Die UdSSR im Zweiten Weltkrieg, man schreibt das Jahr 1942: Die westliche Grenze des riesiges Reiches in von den Deutschen besetzt, nur einige Partisanen-Truppen leisten erbitteren Widerstand und fordern die Wehrmacht mit Sabotageakten immer wieder heraus. Als diese zurückschlägt und einige der Widerständler fasst und kurzerhand aufknüpft, wird nur der Eisenbahnarbeiter Sushenya verschont und in die Freiheit entlassen. Für seine Kameraden ist sofort klar, dass er mit dem Feind kollaboriert haben muss und beschließen, den vermeintlichen Verräter zu erschießen. Doch bevor das Urteil in einem abgelegnen Waldstück vollstreckt werden kann, wird das zweiköpfige Erschießungskommando überfallen …
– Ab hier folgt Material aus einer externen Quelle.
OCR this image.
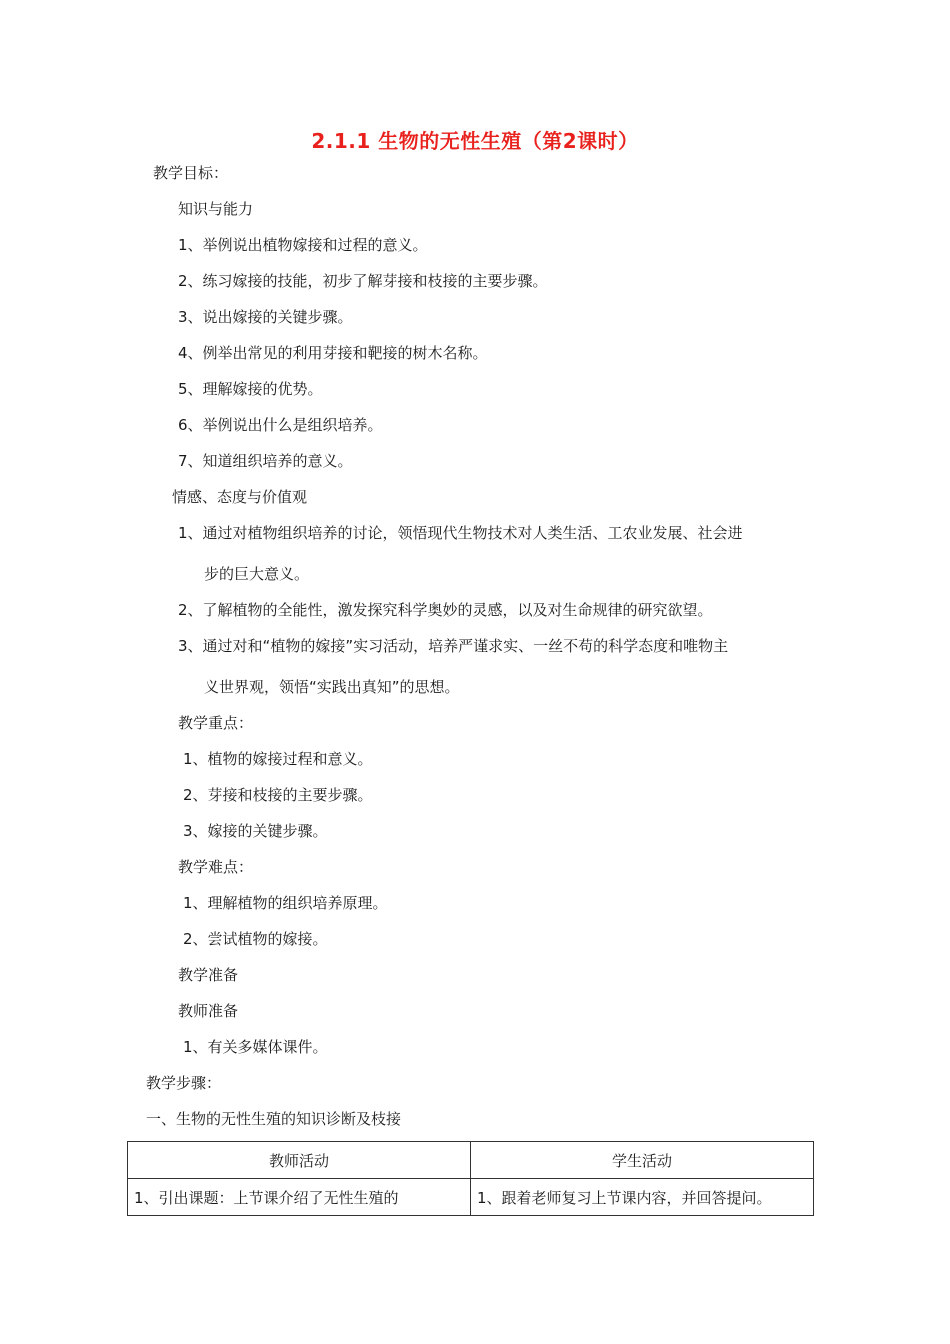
2.1.1 生物的无性生殖（第2课时）
教学目标：
知识与能力
1、举例说出植物嫁接和过程的意义。
2、练习嫁接的技能，初步了解芽接和枝接的主要步骤。
3、说出嫁接的关键步骤。
4、例举出常见的利用芽接和靶接的树木名称。
5、理解嫁接的优势。
6、举例说出什么是组织培养。
7、知道组织培养的意义。
情感、态度与价值观
1、通过对植物组织培养的讨论，领悟现代生物技术对人类生活、工农业发展、社会进
步的巨大意义。
2、了解植物的全能性，激发探究科学奥妙的灵感，以及对生命规律的研究欲望。
3、通过对和“植物的嫁接”实习活动，培养严谨求实、一丝不苟的科学态度和唯物主
义世界观，领悟“实践出真知”的思想。
教学重点：
1、植物的嫁接过程和意义。
2、芽接和枝接的主要步骤。
3、嫁接的关键步骤。
教学难点：
1、理解植物的组织培养原理。
2、尝试植物的嫁接。
教学准备
教师准备
1、有关多媒体课件。
教学步骤：
一、生物的无性生殖的知识诊断及枝接
教师活动	学生活动
1、引出课题：上节课介绍了无性生殖的	1、跟着老师复习上节课内容，并回答提问。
In vielen Rückblenden und im langsamen Erzählrhythmus mit extrem langen Einstellungen inszenierte der aus Weißrussland stammende Regisseur Sergei Loznitsa ("Mein Glück") nach einer Novelle seines Landsmannes und Literaten Vassily Bykow (1924-2003) diese Geschichte um drei Männer, die durch besondere Umstände in eine schier ausweglose Situation geraten. Gänzlich ohne Musikuntermalung - nur die Naturgeräusche und spärliche Dialoge unterbrechen die Stille - zeigt Loznitsa, wie seine drei Protagonisten in eben diese Situation geraten konnten. Eine mystische Parabel um Krieg, Tod und Glauben, die sicher nicht jedermanns Geschmack sein dürfte. "Im Nebel" war 2012 für die Goldene Palme der Filmfestspiele von Cannes nominiert und gewann schließlich den Kritikerpreis.